IME Causation: Insufficient Testimony
By: Steven Babitsky, Esq.
Sanchez v. NATIONAL DISTRIBUTING COMPANY, NM: Court of Appeals 2012
The New Mexico Court of Appeals dealt with the “possibility” testimony of an IME physician on the issue of causation.
The testimony in question was as follows:
Burney testified as follows:
Q: Do you believe that Mr. Sanchez’s subsequent employment at Keller’s Meat Market [sic] could have contributed to the worsening of his knee condition?
A: Oh, yes. I think so.
. . .
Q:. . . Is it your testimony that [W]orker’s subsequent employer, Keller’s Meat Market [sic], is at least partially responsible for his worsening knee conditions?
A: I would think so. I think that the nature of his employment, I’m sure, probably aggravated the osteoarthritis. Like I said, I don’t think I’m wise enough to apportion it, but I think that both of his jobs, I think contributed to the problem that he has.
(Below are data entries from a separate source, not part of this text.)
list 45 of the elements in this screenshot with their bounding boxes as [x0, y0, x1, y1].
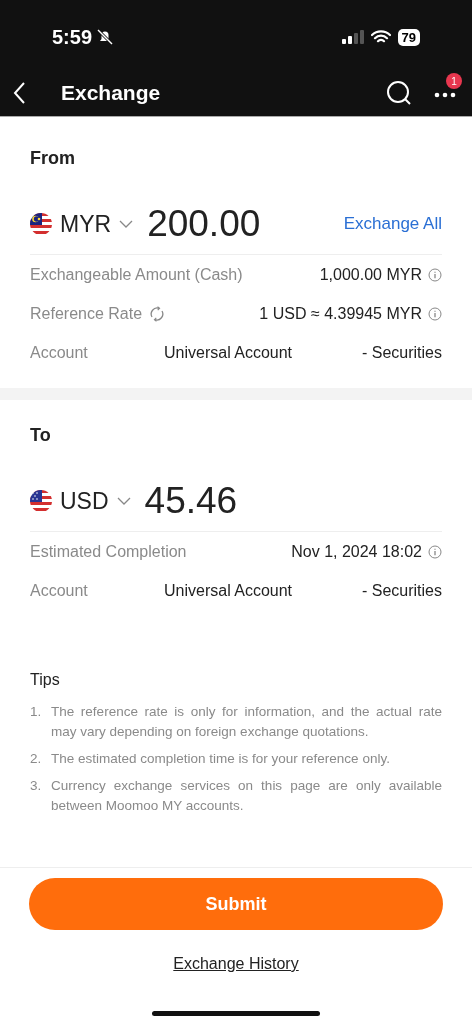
- tip-text: The reference rate is only for information, and the actual rate may vary depending on foreign exchange quotations.: [51, 703, 442, 741]
- account-name: Universal Account: [164, 342, 293, 363]
- section-heading: From: [30, 147, 76, 170]
- currency-selector[interactable]: USD: [30, 483, 131, 519]
- search-icon[interactable]: [386, 80, 412, 106]
- row-value: Nov 1, 2024 18:02: [291, 541, 422, 562]
- row-label: Reference Rate: [30, 303, 143, 324]
- wifi-icon: [370, 30, 391, 44]
- account-type: - Securities: [361, 342, 442, 363]
- info-icon[interactable]: [428, 267, 442, 282]
- tip-number: 1.: [30, 703, 43, 721]
- currency-selector[interactable]: MYR: [30, 206, 134, 242]
- amount-field[interactable]: 200.00: [147, 202, 261, 246]
- row-label: Exchangeable Amount (Cash): [30, 264, 243, 285]
- row-label: Account: [30, 580, 89, 601]
- row-value: 1,000.00 MYR: [319, 264, 422, 285]
- chevron-down-icon: [119, 220, 134, 228]
- amount-field[interactable]: 45.46: [144, 479, 238, 523]
- refresh-icon[interactable]: [148, 304, 167, 323]
- row-label: Estimated Completion: [30, 541, 187, 562]
- tip-text: The estimated completion time is for your reference only.: [51, 750, 390, 768]
- notification-badge: 1: [446, 73, 462, 89]
- info-icon[interactable]: [428, 306, 442, 321]
- row-value: 1 USD ≈ 4.39945 MYR: [259, 303, 422, 324]
- exchange-all-link[interactable]: Exchange All: [343, 211, 442, 237]
- tip-number: 2.: [30, 750, 43, 768]
- exchange-history-link[interactable]: Exchange History: [173, 952, 299, 976]
- account-name: Universal Account: [164, 580, 293, 601]
- account-type: - Securities: [361, 580, 442, 601]
- flag-icon: [30, 490, 52, 512]
- tips-heading: Tips: [30, 670, 61, 690]
- page-title: Exchange: [61, 80, 161, 107]
- section-heading: To: [30, 424, 52, 447]
- muted-bell-icon: [96, 28, 115, 46]
- chevron-down-icon: [116, 497, 131, 505]
- tip-text: Currency exchange services on this page are only available between Moomoo MY accounts.: [51, 777, 442, 815]
- row-label: Account: [30, 342, 89, 363]
- status-time: 5:59: [52, 25, 93, 50]
- info-icon[interactable]: [428, 544, 442, 559]
- back-icon[interactable]: [12, 81, 28, 105]
- tip-number: 3.: [30, 777, 43, 795]
- flag-icon: [30, 213, 52, 235]
- more-icon[interactable]: [434, 92, 456, 98]
- signal-icon: [341, 30, 364, 44]
- battery-level: 79: [397, 28, 420, 46]
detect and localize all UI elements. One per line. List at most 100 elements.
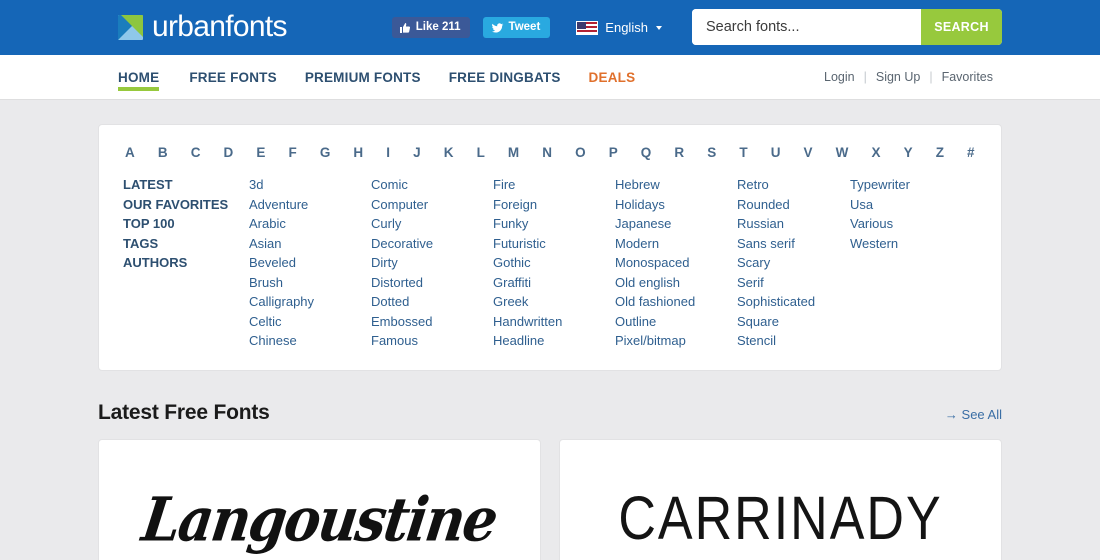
category-link-famous[interactable]: Famous xyxy=(371,334,493,348)
category-link-arabic[interactable]: Arabic xyxy=(249,217,371,231)
search-bar[interactable]: SEARCH xyxy=(692,9,1002,45)
nav-item-premium-fonts[interactable]: PREMIUM FONTS xyxy=(291,55,435,99)
category-link-hebrew[interactable]: Hebrew xyxy=(615,178,737,192)
category-link-western[interactable]: Western xyxy=(850,236,950,251)
category-link-calligraphy[interactable]: Calligraphy xyxy=(249,295,371,309)
alphabet-link-v[interactable]: V xyxy=(804,145,813,160)
category-link-serif[interactable]: Serif xyxy=(737,275,850,290)
category-link-fire[interactable]: Fire xyxy=(493,178,615,192)
alphabet-link-q[interactable]: Q xyxy=(641,145,652,160)
page-content: A B C D E F G H I J K L M N O P Q R S T U V W X Y Z # LATEST OUR FA… xyxy=(0,124,1100,560)
category-link-usa[interactable]: Usa xyxy=(850,197,950,212)
search-input[interactable] xyxy=(692,9,921,45)
category-link-top-100[interactable]: TOP 100 xyxy=(123,217,249,231)
alphabet-link-s[interactable]: S xyxy=(707,145,716,160)
alphabet-link-o[interactable]: O xyxy=(575,145,586,160)
category-link-gothic[interactable]: Gothic xyxy=(493,256,615,270)
tweet-button[interactable]: Tweet xyxy=(482,17,551,38)
facebook-like-button[interactable]: Like 211 xyxy=(391,17,470,38)
alphabet-link-f[interactable]: F xyxy=(288,145,296,160)
category-link-celtic[interactable]: Celtic xyxy=(249,314,371,329)
alphabet-link-m[interactable]: M xyxy=(508,145,519,160)
category-link-various[interactable]: Various xyxy=(850,217,950,231)
alphabet-link-c[interactable]: C xyxy=(191,145,201,160)
category-link-comic[interactable]: Comic xyxy=(371,178,493,192)
category-link-funky[interactable]: Funky xyxy=(493,217,615,231)
category-link-curly[interactable]: Curly xyxy=(371,217,493,231)
category-link-russian[interactable]: Russian xyxy=(737,217,850,231)
alphabet-link-j[interactable]: J xyxy=(413,145,421,160)
category-link-adventure[interactable]: Adventure xyxy=(249,197,371,212)
category-link-outline[interactable]: Outline xyxy=(615,314,737,329)
see-all-link[interactable]: → See All xyxy=(945,407,1002,422)
alphabet-link-b[interactable]: B xyxy=(158,145,168,160)
category-link-decorative[interactable]: Decorative xyxy=(371,236,493,251)
alphabet-link-t[interactable]: T xyxy=(739,145,747,160)
category-link-retro[interactable]: Retro xyxy=(737,178,850,192)
category-link-old-english[interactable]: Old english xyxy=(615,275,737,290)
category-link-monospaced[interactable]: Monospaced xyxy=(615,256,737,270)
category-link-futuristic[interactable]: Futuristic xyxy=(493,236,615,251)
category-link-computer[interactable]: Computer xyxy=(371,197,493,212)
alphabet-link-e[interactable]: E xyxy=(256,145,265,160)
category-link-beveled[interactable]: Beveled xyxy=(249,256,371,270)
alphabet-link-w[interactable]: W xyxy=(836,145,849,160)
category-link-scary[interactable]: Scary xyxy=(737,256,850,270)
category-link-foreign[interactable]: Foreign xyxy=(493,197,615,212)
language-selector[interactable]: English xyxy=(576,20,662,35)
alphabet-link-x[interactable]: X xyxy=(871,145,880,160)
category-link-handwritten[interactable]: Handwritten xyxy=(493,314,615,329)
search-button[interactable]: SEARCH xyxy=(921,9,1002,45)
alphabet-link-z[interactable]: Z xyxy=(936,145,944,160)
category-link-brush[interactable]: Brush xyxy=(249,275,371,290)
login-link[interactable]: Login xyxy=(815,70,864,84)
alphabet-link-d[interactable]: D xyxy=(224,145,234,160)
alphabet-link-y[interactable]: Y xyxy=(904,145,913,160)
font-card[interactable]: Langoustine xyxy=(98,439,541,560)
category-link-old-fashioned[interactable]: Old fashioned xyxy=(615,295,737,309)
category-link-modern[interactable]: Modern xyxy=(615,236,737,251)
category-link-3d[interactable]: 3d xyxy=(249,178,371,192)
nav-item-deals[interactable]: DEALS xyxy=(575,55,650,99)
category-link-stencil[interactable]: Stencil xyxy=(737,334,850,348)
category-link-greek[interactable]: Greek xyxy=(493,295,615,309)
category-link-dirty[interactable]: Dirty xyxy=(371,256,493,270)
category-link-dotted[interactable]: Dotted xyxy=(371,295,493,309)
category-link-authors[interactable]: AUTHORS xyxy=(123,256,249,270)
category-link-our-favorites[interactable]: OUR FAVORITES xyxy=(123,197,249,212)
category-link-distorted[interactable]: Distorted xyxy=(371,275,493,290)
site-logo[interactable]: urbanfonts xyxy=(118,11,287,44)
category-link-headline[interactable]: Headline xyxy=(493,334,615,348)
category-link-graffiti[interactable]: Graffiti xyxy=(493,275,615,290)
alphabet-link-h[interactable]: H xyxy=(353,145,363,160)
signup-link[interactable]: Sign Up xyxy=(867,70,929,84)
alphabet-link-hash[interactable]: # xyxy=(967,145,975,160)
nav-item-free-fonts[interactable]: FREE FONTS xyxy=(175,55,291,99)
category-link-sans-serif[interactable]: Sans serif xyxy=(737,236,850,251)
alphabet-link-l[interactable]: L xyxy=(477,145,485,160)
category-link-chinese[interactable]: Chinese xyxy=(249,334,371,348)
alphabet-link-g[interactable]: G xyxy=(320,145,331,160)
category-link-japanese[interactable]: Japanese xyxy=(615,217,737,231)
nav-item-home[interactable]: HOME xyxy=(118,55,175,99)
alphabet-link-n[interactable]: N xyxy=(542,145,552,160)
category-link-pixel-bitmap[interactable]: Pixel/bitmap xyxy=(615,334,737,348)
nav-item-free-dingbats[interactable]: FREE DINGBATS xyxy=(435,55,575,99)
category-link-sophisticated[interactable]: Sophisticated xyxy=(737,295,850,309)
category-link-holidays[interactable]: Holidays xyxy=(615,197,737,212)
alphabet-link-i[interactable]: I xyxy=(386,145,390,160)
category-link-rounded[interactable]: Rounded xyxy=(737,197,850,212)
alphabet-link-a[interactable]: A xyxy=(125,145,135,160)
category-link-embossed[interactable]: Embossed xyxy=(371,314,493,329)
alphabet-link-k[interactable]: K xyxy=(444,145,454,160)
font-card[interactable]: CARRINADY xyxy=(559,439,1002,560)
category-link-square[interactable]: Square xyxy=(737,314,850,329)
alphabet-link-p[interactable]: P xyxy=(609,145,618,160)
category-link-tags[interactable]: TAGS xyxy=(123,236,249,251)
alphabet-link-r[interactable]: R xyxy=(674,145,684,160)
category-link-asian[interactable]: Asian xyxy=(249,236,371,251)
category-link-latest[interactable]: LATEST xyxy=(123,178,249,192)
category-link-typewriter[interactable]: Typewriter xyxy=(850,178,950,192)
alphabet-link-u[interactable]: U xyxy=(771,145,781,160)
favorites-link[interactable]: Favorites xyxy=(933,70,1002,84)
Q: Is that your opinion to a reasonable degree of medical probability?
Dr. Burney gave a second deposition on November 1, 2010. There, he addressed his previous testimony given on July 27, 2009, quoted above:
A: The question was: “Do you believe that Mr. Sanchez’s subsequent employment at Keller’s Meat Market [sic] could have contributed to the worsening of his knee condition?”
And my answer was: “Oh, yes. I think so.” It says “could have.”
Q: Has your opinion changed that his employment at Keller’s could have worsened the condition of his knees?
A: Well, I still think it could have. But if it was to come to the question of reasonable medical probability, I don’t think I could testify at that level of certainty.
The court found the testimony of the IME physician legally insufficient and affirmed the denial of benefits.